The couple now manages a grocery shop on the main square, but “we will leave again as soon as this crisis is over,” Ms. Benito Tarango said. “We have gotten used to living in a big city and really hoped never to have to live here again.”
But many others said that Spain’s economic devastation, with the official unemployment rate still close to 25 percent, had encouraged them to pursue dreams of living in a more natural and relaxed setting. “I had long wanted to live closer to nature, so I guess the crisis helped me pluck up the courage and make the jump,” said Ruben de la Hera, 36.
Last March, Mr. de la Hera moved to a farm near the village of Robledillo, along with his wife and baby daughter. The family now grows a dozen crops, making it “pretty much self-sufficient,” he said.

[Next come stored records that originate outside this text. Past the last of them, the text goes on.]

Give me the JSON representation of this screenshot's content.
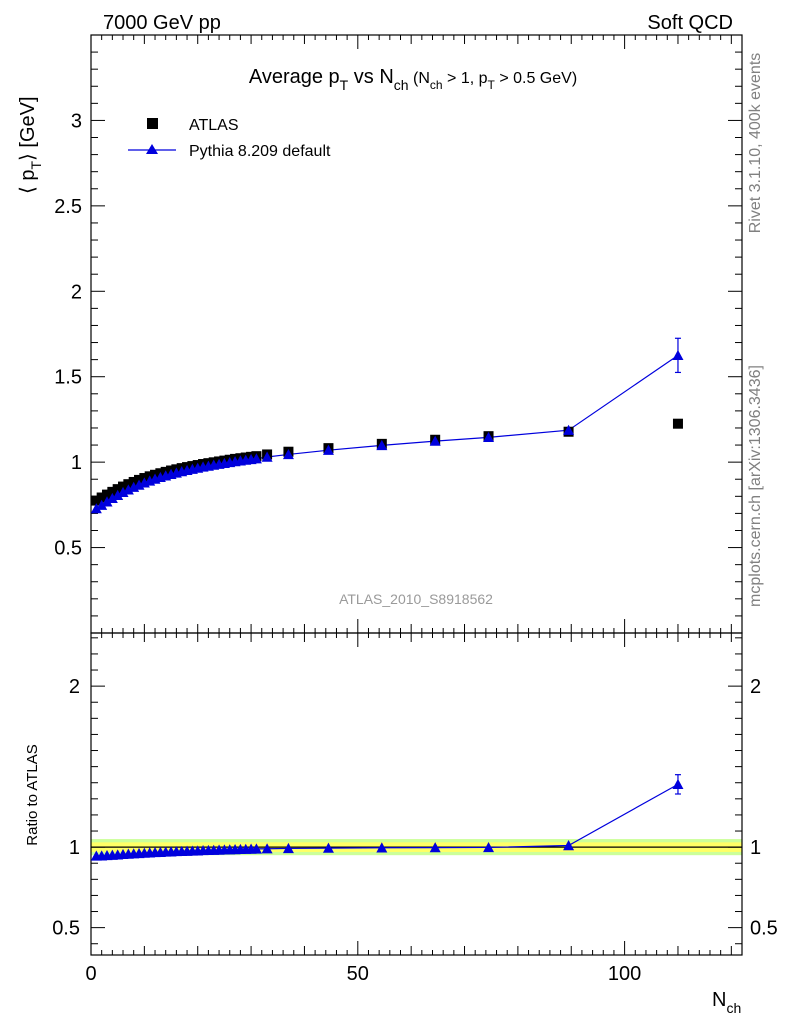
{
  "header": {
    "left": "7000 GeV pp",
    "right": "Soft QCD"
  },
  "side": {
    "rivet": "Rivet 3.1.10,  400k events",
    "mcplots": "mcplots.cern.ch [arXiv:1306.3436]"
  },
  "chart_data": [
    {
      "type": "scatter",
      "title_parts": {
        "lead": "Average p",
        "lead_sub": "T",
        "mid": " vs N",
        "mid_sub": "ch",
        "cut1": " (N",
        "cut1_sub": "ch",
        "cut2": " > 1, p",
        "cut2_sub": "T",
        "cut3": " > 0.5 GeV)"
      },
      "ylabel_parts": {
        "open": "⟨ p",
        "sub": "T",
        "close": "⟩  [GeV]"
      },
      "xlabel_parts": {
        "main": "N",
        "sub": "ch"
      },
      "xlim": [
        0,
        122
      ],
      "ylim": [
        0,
        3.5
      ],
      "x_ticks": [
        "0",
        "50",
        "100"
      ],
      "y_ticks": [
        {
          "v": 0.5,
          "label": "0.5"
        },
        {
          "v": 1,
          "label": "1"
        },
        {
          "v": 1.5,
          "label": "1.5"
        },
        {
          "v": 2,
          "label": "2"
        },
        {
          "v": 2.5,
          "label": "2.5"
        },
        {
          "v": 3,
          "label": "3"
        }
      ],
      "legend_position": "top-left",
      "watermark": "ATLAS_2010_S8918562",
      "series": [
        {
          "name": "ATLAS",
          "marker": "square",
          "color": "#000000",
          "x": [
            1,
            2,
            3,
            4,
            5,
            6,
            7,
            8,
            9,
            10,
            11,
            12,
            13,
            14,
            15,
            16,
            17,
            18,
            19,
            20,
            21,
            22,
            23,
            24,
            25,
            26,
            27,
            28,
            29,
            30,
            31,
            33,
            37,
            44.5,
            54.5,
            64.5,
            74.5,
            89.5,
            110
          ],
          "y": [
            0.775,
            0.793,
            0.81,
            0.826,
            0.842,
            0.857,
            0.871,
            0.884,
            0.896,
            0.907,
            0.917,
            0.926,
            0.935,
            0.943,
            0.951,
            0.958,
            0.965,
            0.971,
            0.977,
            0.983,
            0.989,
            0.994,
            0.999,
            1.004,
            1.009,
            1.014,
            1.019,
            1.023,
            1.027,
            1.031,
            1.035,
            1.045,
            1.061,
            1.082,
            1.107,
            1.131,
            1.152,
            1.178,
            1.225
          ]
        },
        {
          "name": "Pythia 8.209 default",
          "marker": "triangle",
          "color": "#0000dd",
          "x": [
            1,
            2,
            3,
            4,
            5,
            6,
            7,
            8,
            9,
            10,
            11,
            12,
            13,
            14,
            15,
            16,
            17,
            18,
            19,
            20,
            21,
            22,
            23,
            24,
            25,
            26,
            27,
            28,
            29,
            30,
            31,
            33,
            37,
            44.5,
            54.5,
            64.5,
            74.5,
            89.5,
            110
          ],
          "y": [
            0.728,
            0.748,
            0.768,
            0.788,
            0.806,
            0.823,
            0.838,
            0.853,
            0.866,
            0.879,
            0.89,
            0.901,
            0.911,
            0.92,
            0.929,
            0.937,
            0.945,
            0.952,
            0.959,
            0.965,
            0.972,
            0.977,
            0.983,
            0.988,
            0.993,
            0.998,
            1.003,
            1.008,
            1.012,
            1.016,
            1.02,
            1.03,
            1.045,
            1.07,
            1.098,
            1.123,
            1.145,
            1.187,
            1.625
          ],
          "yerr_last": 0.1
        }
      ]
    },
    {
      "type": "scatter",
      "ylabel": "Ratio to ATLAS",
      "xlim": [
        0,
        122
      ],
      "ylim": [
        0.33,
        2.33
      ],
      "y_ticks": [
        {
          "v": 0.5,
          "label": "0.5"
        },
        {
          "v": 1,
          "label": "1"
        },
        {
          "v": 2,
          "label": "2"
        }
      ],
      "band_inner": 0.03,
      "band_outer": 0.05,
      "band_colors": {
        "inner": "#ffff66",
        "outer": "#ccff99"
      },
      "series": [
        {
          "name": "Pythia 8.209 default",
          "color": "#0000dd",
          "x": [
            1,
            2,
            3,
            4,
            5,
            6,
            7,
            8,
            9,
            10,
            11,
            12,
            13,
            14,
            15,
            16,
            17,
            18,
            19,
            20,
            21,
            22,
            23,
            24,
            25,
            26,
            27,
            28,
            29,
            30,
            31,
            33,
            37,
            44.5,
            54.5,
            64.5,
            74.5,
            89.5,
            110
          ],
          "y": [
            0.945,
            0.946,
            0.948,
            0.95,
            0.952,
            0.955,
            0.957,
            0.959,
            0.961,
            0.963,
            0.965,
            0.967,
            0.968,
            0.97,
            0.971,
            0.973,
            0.974,
            0.975,
            0.976,
            0.977,
            0.979,
            0.98,
            0.981,
            0.982,
            0.983,
            0.984,
            0.985,
            0.986,
            0.987,
            0.988,
            0.989,
            0.99,
            0.992,
            0.994,
            0.996,
            0.997,
            0.998,
            1.01,
            1.39
          ],
          "yerr_last": 0.06
        }
      ]
    }
  ]
}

Like many other newcomers, though, they stay afloat largely because they also receive jobless benefits worth a combined 1,000 euros, or about $1,290, a month.
The family previously had lived in the city of Logroño, where Mr. de la Hera worked for a company that supplied food-vending machines. In 2008, the company downsized, forcing Mr. de la Hera to take on a bigger workload, traveling as much as 180 miles a day to handle a more far-flung group of clients.
“After a couple of years, I realized that I was just spending all my time on the road and that started to drive me crazy,” he said. “Moving here has given us again a balanced and healthy family life.”